1. Doors Can Delay Move-in

If you’re not in construction, it may sound surprising. But ask anyone with field experience: doors will absolutely hold up your certificate of occupancy. If a door swings the wrong way on an egress path, the panic hardware doesn’t match, or ADA clearances aren’t met, your client isn’t moving in.

The industry is full of stories where a “small” door issue snowballed into major delays. By catching these issues early, our AI helps avoid those last-minute headaches.

2. Doors Cut Across Multiple Trades

Doors aren’t just architectural details. They touch structural openings, security hardware, electrical access control, HVAC clearances, and life-safety codes. One door mistake can expose coordination gaps between multiple trades. (If you’ve ever tried installing an industrial roll-up door, you know what we mean.)

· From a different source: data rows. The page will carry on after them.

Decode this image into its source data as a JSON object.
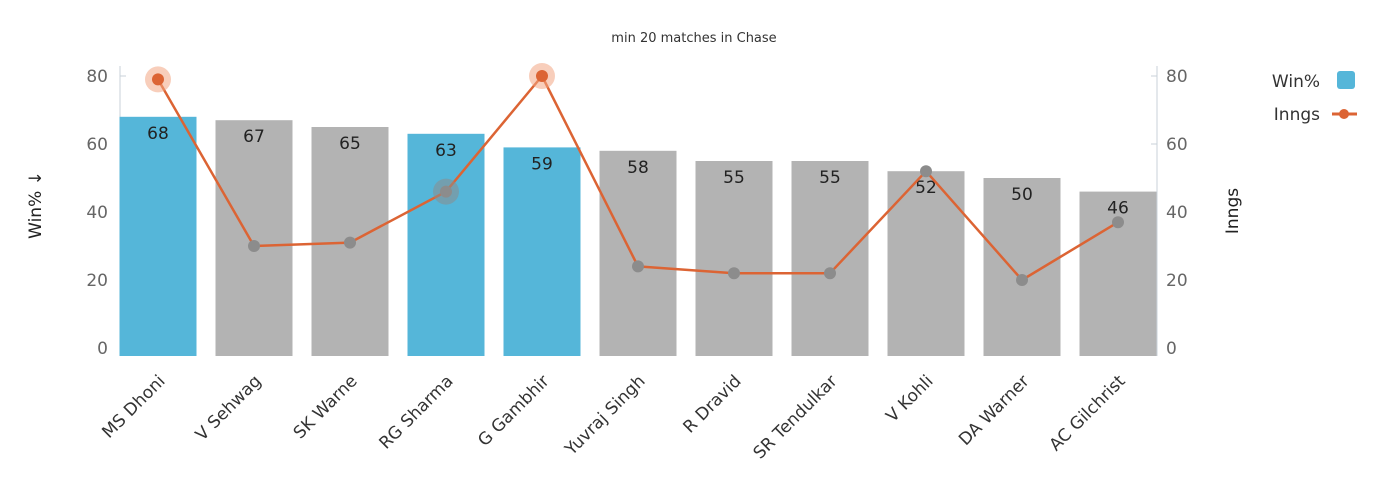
{
  "chart_data": {
    "type": "bar",
    "title": "",
    "subtitle": "min 20 matches in Chase",
    "categories": [
      "MS Dhoni",
      "V Sehwag",
      "SK Warne",
      "RG Sharma",
      "G Gambhir",
      "Yuvraj Singh",
      "R Dravid",
      "SR Tendulkar",
      "V Kohli",
      "DA Warner",
      "AC Gilchrist"
    ],
    "series": [
      {
        "name": "Win%",
        "type": "bar",
        "axis": "left",
        "values": [
          68,
          67,
          65,
          63,
          59,
          58,
          55,
          55,
          52,
          50,
          46
        ],
        "data_labels": [
          "68",
          "67",
          "65",
          "63",
          "59",
          "58",
          "55",
          "55",
          "52",
          "50",
          "46"
        ],
        "highlighted": [
          true,
          false,
          false,
          true,
          true,
          false,
          false,
          false,
          false,
          false,
          false
        ]
      },
      {
        "name": "Inngs",
        "type": "line",
        "axis": "right",
        "values": [
          79,
          30,
          31,
          46,
          80,
          24,
          22,
          22,
          52,
          20,
          37
        ],
        "emphasized": [
          true,
          false,
          false,
          true,
          true,
          false,
          false,
          false,
          false,
          false,
          false
        ]
      }
    ],
    "ylabel": "Win% ↓",
    "y2label": "Inngs",
    "ylim": [
      0,
      80
    ],
    "y2lim": [
      0,
      80
    ],
    "yticks": [
      "0",
      "20",
      "40",
      "60",
      "80"
    ],
    "y2ticks": [
      "0",
      "20",
      "40",
      "60",
      "80"
    ],
    "grid": false,
    "legend": {
      "placement": "top-right",
      "items": [
        {
          "label": "Win%",
          "marker": "square"
        },
        {
          "label": "Inngs",
          "marker": "line-dot"
        }
      ]
    },
    "colors": {
      "highlight_bar": "#55b6d9",
      "default_bar": "#b3b3b3",
      "line": "#dc6434",
      "line_point": "#8c8c8c",
      "emphasis_halo_orange": "#f2a684",
      "emphasis_halo_gray": "#8c8c8c",
      "axis": "#c9d2d8"
    }
  }
}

As a side note, I can usually tell who’s worked in construction by how they react to the statement that “the door scope can be a headache.”

3. Clear Checks

Doors also come with well-defined checks: how do the door leaf dimensions in the schedule measure against the door frame detail? Is this hardware set matching the function of that door? Does this hardware set work with this door dimension? Will it maintain ADA clearance requirements? etc. etc.

I knew some of these rules working for General Contractors and owners with large door scopes, but we had to learn the rest by working directly with some door subcontractors.

4. Starting Narrow Builds Trust

This one is going to sound cheesy: choosing doors wasn’t about limiting ourselves, it was about earning trust. But frankly, it’s true.
By solving one critical problem really well, we could prove the value of our approach. And trust is what makes or breaks a project team.


What we learned from finding design mistakes related to doors:

  1. We found that Fieldworks being great at drafting RFIs and linking the supporting documents also helps architects and engineers close RFIs faster.
  2. Most design checks can be automated (I didn’t say it was easy though!). We still face some one-off situations from time to time where expert review is recommended.
  3. But most importantly, starting with doors gave us a tangible way to prove our vision. From here, we’re expanding into electrical, mechanical, and many more scopes. But doors will always be our proof point: a “simple” element that revealed the true complexity and opportunity inside construction drawings.